Photo credit: perspec_photo88 via VisualHunt / CC BY-SA

Photo credit: perspec_photo88 via VisualHunt / CC BY-SA

Every industry experiences trends and shifts that result in popular ideas taking front stage over more traditional ideas.

The technology industry is no different.

In a recent Medium post, venture capitalist Hunter Walk describes a trend that he and others are observing in how technology startups are building their businesses.

Founders and startups are focusing less on building companies where the innovation can be considered incremental (think food delivery and house cleaning startups) and are instead reverting back to true technical product innovations.

Put another way, more and more technology companies are focusing on attacking difficult technical challenges like artificial intelligence, consumer robotics, biotech and others as they used to, rather than less-technical businesses like a monthly subscription box, as Walk stated.

From my perspective, this trend isn’t necessarily a bad or a good thing, just a possible reality that I’ve noticed too.

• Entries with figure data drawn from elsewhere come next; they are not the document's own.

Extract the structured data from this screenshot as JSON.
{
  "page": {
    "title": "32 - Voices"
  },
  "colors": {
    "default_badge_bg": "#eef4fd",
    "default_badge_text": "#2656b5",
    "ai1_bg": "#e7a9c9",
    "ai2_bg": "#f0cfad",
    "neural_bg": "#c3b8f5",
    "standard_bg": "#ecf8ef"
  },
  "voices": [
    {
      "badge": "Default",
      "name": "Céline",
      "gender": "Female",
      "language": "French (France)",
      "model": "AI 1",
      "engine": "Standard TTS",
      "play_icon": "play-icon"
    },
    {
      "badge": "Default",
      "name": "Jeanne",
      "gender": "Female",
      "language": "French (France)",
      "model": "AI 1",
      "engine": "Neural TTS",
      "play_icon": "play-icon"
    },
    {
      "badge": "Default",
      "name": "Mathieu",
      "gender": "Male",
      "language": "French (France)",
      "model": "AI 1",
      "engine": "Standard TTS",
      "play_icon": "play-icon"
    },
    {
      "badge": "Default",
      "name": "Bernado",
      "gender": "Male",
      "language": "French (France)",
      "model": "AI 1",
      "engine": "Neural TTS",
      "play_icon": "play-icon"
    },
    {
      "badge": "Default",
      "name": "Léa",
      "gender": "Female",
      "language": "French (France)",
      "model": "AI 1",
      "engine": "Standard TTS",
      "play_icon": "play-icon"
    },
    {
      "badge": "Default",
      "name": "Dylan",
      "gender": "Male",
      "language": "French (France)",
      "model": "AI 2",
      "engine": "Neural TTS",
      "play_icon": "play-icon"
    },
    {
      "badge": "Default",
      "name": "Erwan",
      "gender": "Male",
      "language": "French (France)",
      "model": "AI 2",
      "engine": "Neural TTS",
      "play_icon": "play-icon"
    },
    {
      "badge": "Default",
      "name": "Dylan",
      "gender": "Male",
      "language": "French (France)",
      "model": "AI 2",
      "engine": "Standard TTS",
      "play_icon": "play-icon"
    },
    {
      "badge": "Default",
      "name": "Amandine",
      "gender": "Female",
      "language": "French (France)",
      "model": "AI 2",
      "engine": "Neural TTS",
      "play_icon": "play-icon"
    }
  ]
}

The best evidence of this can be seen by looking back to 2012-2014, when many of the best-funded technology startups rarely had much technology at all and instead focused on less technical objectives like on-demand human labor, clothing and social discovery.

It wasn’t that long ago when Silicon Valley demo days were filled with the copy-cats of Uber and Airbnb for every vertical and industry imaginable. On-demand everything and marketplaces for anything, often with very little technology involved.

Thanks to advancements in mobile processing, machine learning, hardware and robotics, many entrepreneurs are rekindling their love for hard technology.

While I’m definitely not the first to name some of these sectors, my guess is that venture capital dollars will move towards traditional technical areas like:

  • Cybersecurity
  • Enterprise software
  • Financial technology (or fintech)
  • and so many more...

Whether these sectors prove to be popular for investment dollars can only be determined over time. Meanwhile, I’ll be waiting to see if technology startups are really getting back to more technical products/services.